= Early stages of embryogenesis of tailless amphibians =

Embryogenesis in multicellular organisms can vary across taxonomic class or species. Organisms independent of aquatic habitats exhibit unique features during their embryonic development. Amphibians are notable as remnants of the first vertebrates capable of surviving in both aquatic and terrestrial environments. The embryonic development of tailless amphibians is presented below using the African clawed frog (Xenopus laevis) and the northern leopard frog (Lithobates pipiens) as examples.

The oocyte in these frog species is a polarized cell — it has specified axes and poles. The animal pole of the cell contains pigment cells, whereas the vegetal pole (the yolk) contains most of the nutritive material. The pigment is composed of light-absorbing melanin.

The sperm cell enters the oocyte in the region of the animal pole. Two blocks—defensive mechanisms meant to prevent polyspermy—occur: the fast block and the slow block. A relatively short time after fertilization, the cortical cytoplasm, located just beneath the cell membrane, rotates by 30 degrees, which results in the creation of the gray crescent; its establishment determines the location of the dorsal and ventral (up-down) axis, as well as of the anterior and posterior (front-back) axis and the dextro-sinistral (left-right) axis of the embryo.

==Gastrulation==

The first visible stage of gastrulation is the creation of a concavity on the dorsal side, right under the gray crescent. Here begins the infiltration of cells of the future mesoderm. From this moment the embryo is called a gastrula, and the concave, visible from outside, is the emerging blastopore. Over the upper edge of the blastopore, called the dorsal lip, a migration of cells occurs, which derives from the central area of the gray crescent. The process of involution takes place – the dorsal lip turns in upon itself. The moving cells enter the blastocoele. As the blastopore deepens, a new embryonic cavity develops, the primitive gut, or the archenteron. It grows in length towards the future front part of the embryo. It can be seen from outside the embryo that the dorsal lip curves itself and grows, creating the side lips of the blastopore. During this time, the paraxial mesoderm enters the embryo. It will change into somitomeres. The bottom of the archenteron is composed of macromeres. They later transform into the gut of the embryo. The ventral lip of the blastopore develops, and the lateral plate mesoderm enters the blastocoel through it. The blastopore develops a ring-like shape, and surrounds the macromeres, creating the yolk sac. The process of involution occurs simultaneously with the process of epiboly, a cell movement associated with the covering of the embryo by the ectoderm. The blastopore gradually closes, and the macromeres, which are endodermal cells, are pulled inside of the embryo (the process of emboly). It can be seen from the outside as the shrinking of the yolk sac. Near the end of gastrulation, the yolk sac becomes entirely covered by the ectoderm, and the blastopore assumes the shape of a vertical cleavage. The three germ layers form a characteristic shape. The ectoderm is the outermost layer, the mesoderm is the middle one, and the endoderm forms the inside layer. Only in the locations of the future body openings (the mouth and the anus), the endoderm remains in immediate contact with the ectoderm. At the next stage of development, which is known as neurulation, the embryo grows in length along the anterior-posterior axis. Differentiation of the germ layers also occurs.

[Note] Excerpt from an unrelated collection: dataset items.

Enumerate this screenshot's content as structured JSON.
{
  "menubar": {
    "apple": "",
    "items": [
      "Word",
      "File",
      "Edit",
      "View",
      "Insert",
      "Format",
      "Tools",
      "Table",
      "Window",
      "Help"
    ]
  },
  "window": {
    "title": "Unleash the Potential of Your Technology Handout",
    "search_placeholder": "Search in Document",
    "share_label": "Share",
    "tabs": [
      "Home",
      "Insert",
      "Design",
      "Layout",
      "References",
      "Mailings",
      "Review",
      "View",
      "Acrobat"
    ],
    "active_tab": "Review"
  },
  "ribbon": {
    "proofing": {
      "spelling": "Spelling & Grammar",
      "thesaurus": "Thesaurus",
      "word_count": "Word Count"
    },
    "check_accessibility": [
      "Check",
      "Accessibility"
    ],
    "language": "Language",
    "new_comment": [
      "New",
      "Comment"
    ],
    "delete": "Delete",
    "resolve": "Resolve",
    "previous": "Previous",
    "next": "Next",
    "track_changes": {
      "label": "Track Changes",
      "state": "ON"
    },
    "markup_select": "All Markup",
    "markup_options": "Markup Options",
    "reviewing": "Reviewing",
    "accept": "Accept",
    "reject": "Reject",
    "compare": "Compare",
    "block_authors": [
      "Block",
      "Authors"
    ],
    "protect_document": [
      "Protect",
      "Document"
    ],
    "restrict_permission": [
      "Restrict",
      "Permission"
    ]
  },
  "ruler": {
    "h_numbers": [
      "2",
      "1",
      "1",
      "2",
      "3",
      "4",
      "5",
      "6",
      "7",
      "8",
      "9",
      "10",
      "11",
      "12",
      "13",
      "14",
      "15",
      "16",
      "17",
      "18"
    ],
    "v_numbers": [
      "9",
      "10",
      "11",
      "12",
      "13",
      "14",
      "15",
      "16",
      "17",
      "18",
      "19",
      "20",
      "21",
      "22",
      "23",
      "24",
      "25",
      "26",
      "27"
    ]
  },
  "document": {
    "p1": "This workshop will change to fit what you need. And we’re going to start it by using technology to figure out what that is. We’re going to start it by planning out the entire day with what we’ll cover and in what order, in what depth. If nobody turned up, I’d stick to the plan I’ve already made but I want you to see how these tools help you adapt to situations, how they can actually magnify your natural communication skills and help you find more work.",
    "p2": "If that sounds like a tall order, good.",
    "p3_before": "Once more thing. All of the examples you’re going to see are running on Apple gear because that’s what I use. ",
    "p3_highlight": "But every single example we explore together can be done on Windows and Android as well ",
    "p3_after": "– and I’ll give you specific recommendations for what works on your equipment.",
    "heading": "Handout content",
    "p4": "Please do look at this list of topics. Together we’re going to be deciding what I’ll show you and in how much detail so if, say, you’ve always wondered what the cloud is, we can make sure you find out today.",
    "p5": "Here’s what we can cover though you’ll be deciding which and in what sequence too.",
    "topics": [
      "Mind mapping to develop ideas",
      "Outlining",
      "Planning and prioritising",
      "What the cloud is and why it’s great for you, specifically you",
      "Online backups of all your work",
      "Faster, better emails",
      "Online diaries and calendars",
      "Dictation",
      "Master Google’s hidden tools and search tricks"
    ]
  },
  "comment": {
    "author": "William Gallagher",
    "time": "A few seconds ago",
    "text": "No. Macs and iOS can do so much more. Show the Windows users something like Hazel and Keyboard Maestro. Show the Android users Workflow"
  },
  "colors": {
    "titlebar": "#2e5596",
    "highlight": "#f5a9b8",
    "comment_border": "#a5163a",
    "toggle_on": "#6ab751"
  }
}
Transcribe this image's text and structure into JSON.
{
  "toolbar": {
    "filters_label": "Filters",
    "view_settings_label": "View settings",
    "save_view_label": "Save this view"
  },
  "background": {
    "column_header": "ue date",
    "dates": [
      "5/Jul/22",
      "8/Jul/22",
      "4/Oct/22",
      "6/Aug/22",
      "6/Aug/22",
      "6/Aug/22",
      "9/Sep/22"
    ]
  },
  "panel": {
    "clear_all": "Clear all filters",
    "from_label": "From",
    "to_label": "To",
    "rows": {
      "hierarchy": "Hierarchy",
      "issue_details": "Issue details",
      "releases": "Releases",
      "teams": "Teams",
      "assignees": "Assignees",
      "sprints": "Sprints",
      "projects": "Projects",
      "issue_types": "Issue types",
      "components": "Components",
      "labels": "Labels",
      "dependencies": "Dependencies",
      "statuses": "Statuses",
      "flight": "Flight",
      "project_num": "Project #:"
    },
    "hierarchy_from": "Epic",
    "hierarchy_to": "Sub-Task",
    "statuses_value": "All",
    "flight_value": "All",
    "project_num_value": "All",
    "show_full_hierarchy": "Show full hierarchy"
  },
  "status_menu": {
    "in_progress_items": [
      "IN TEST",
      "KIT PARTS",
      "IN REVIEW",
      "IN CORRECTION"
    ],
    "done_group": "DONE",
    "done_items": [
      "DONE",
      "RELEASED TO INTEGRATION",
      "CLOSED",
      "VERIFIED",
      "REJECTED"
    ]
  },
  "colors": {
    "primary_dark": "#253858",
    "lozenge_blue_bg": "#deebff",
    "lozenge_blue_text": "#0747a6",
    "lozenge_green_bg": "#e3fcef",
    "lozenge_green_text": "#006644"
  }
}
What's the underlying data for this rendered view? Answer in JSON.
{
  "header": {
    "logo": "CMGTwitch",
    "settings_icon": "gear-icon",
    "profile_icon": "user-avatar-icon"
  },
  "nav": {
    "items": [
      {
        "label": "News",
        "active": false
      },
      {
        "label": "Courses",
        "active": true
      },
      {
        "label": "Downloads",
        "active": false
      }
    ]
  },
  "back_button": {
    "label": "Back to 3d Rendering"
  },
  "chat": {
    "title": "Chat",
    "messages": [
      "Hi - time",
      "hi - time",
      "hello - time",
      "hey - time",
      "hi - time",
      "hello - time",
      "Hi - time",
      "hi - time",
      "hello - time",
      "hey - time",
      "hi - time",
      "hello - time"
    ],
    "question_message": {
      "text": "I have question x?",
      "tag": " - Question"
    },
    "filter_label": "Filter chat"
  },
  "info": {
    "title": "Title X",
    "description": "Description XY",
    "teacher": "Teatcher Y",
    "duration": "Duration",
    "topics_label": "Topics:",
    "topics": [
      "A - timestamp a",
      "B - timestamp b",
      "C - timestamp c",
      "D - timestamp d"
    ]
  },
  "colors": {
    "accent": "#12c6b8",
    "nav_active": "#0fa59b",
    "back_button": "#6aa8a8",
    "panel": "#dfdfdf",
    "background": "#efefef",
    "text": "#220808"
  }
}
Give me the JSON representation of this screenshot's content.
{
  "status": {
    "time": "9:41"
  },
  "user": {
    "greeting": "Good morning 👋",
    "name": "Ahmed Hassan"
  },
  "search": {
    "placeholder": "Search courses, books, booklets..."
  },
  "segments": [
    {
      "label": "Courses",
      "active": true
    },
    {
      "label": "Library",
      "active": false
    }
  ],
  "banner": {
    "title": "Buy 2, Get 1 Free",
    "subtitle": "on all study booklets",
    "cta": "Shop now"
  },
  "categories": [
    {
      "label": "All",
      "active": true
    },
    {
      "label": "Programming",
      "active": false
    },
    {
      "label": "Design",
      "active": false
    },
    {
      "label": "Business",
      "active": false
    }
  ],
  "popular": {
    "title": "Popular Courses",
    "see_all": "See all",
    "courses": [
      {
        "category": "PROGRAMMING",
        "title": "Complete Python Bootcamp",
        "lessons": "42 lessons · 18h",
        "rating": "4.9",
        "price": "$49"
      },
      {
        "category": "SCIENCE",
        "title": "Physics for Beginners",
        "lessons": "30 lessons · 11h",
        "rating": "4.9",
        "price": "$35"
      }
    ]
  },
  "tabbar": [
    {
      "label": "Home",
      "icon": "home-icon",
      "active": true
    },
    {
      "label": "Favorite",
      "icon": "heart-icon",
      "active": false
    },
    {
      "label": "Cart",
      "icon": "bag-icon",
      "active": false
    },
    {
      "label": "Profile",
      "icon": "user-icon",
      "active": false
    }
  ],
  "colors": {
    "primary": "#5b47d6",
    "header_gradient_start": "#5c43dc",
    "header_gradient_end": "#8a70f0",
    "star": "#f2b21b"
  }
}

Cells communicate, which means that the type of environment of specific cells implies their future roles in the development of the embryo.

Cell movements during amphibian gastrulation

In frog embryos, gastrulation begins at the area of the gray crescent, which is on the embryo's future dorsal side and slightly below the equator. In this case, the cells invade to create a slit resembling a blastopore. These cells undergo drastic morphological changes. Each cell's body is pushed inward into the embryo's interior, but it nevertheless manages to stay in contact with the outside world through a thin neck. As the archenteron forms, it is lined with these bottle cells. Thus, an invasion of cells starts the creation of archenteron, just like in the gastrulating sea urchin. The marginal zone, or the area around the blastula's equator where the animal and vegetal hemispheres converge, is where gastrulation in frogs starts, as opposed to the most vegetal portion in sea urchins. Compared to most vegetal blastomeres, the endodermal cells in this area are smaller and less yolky.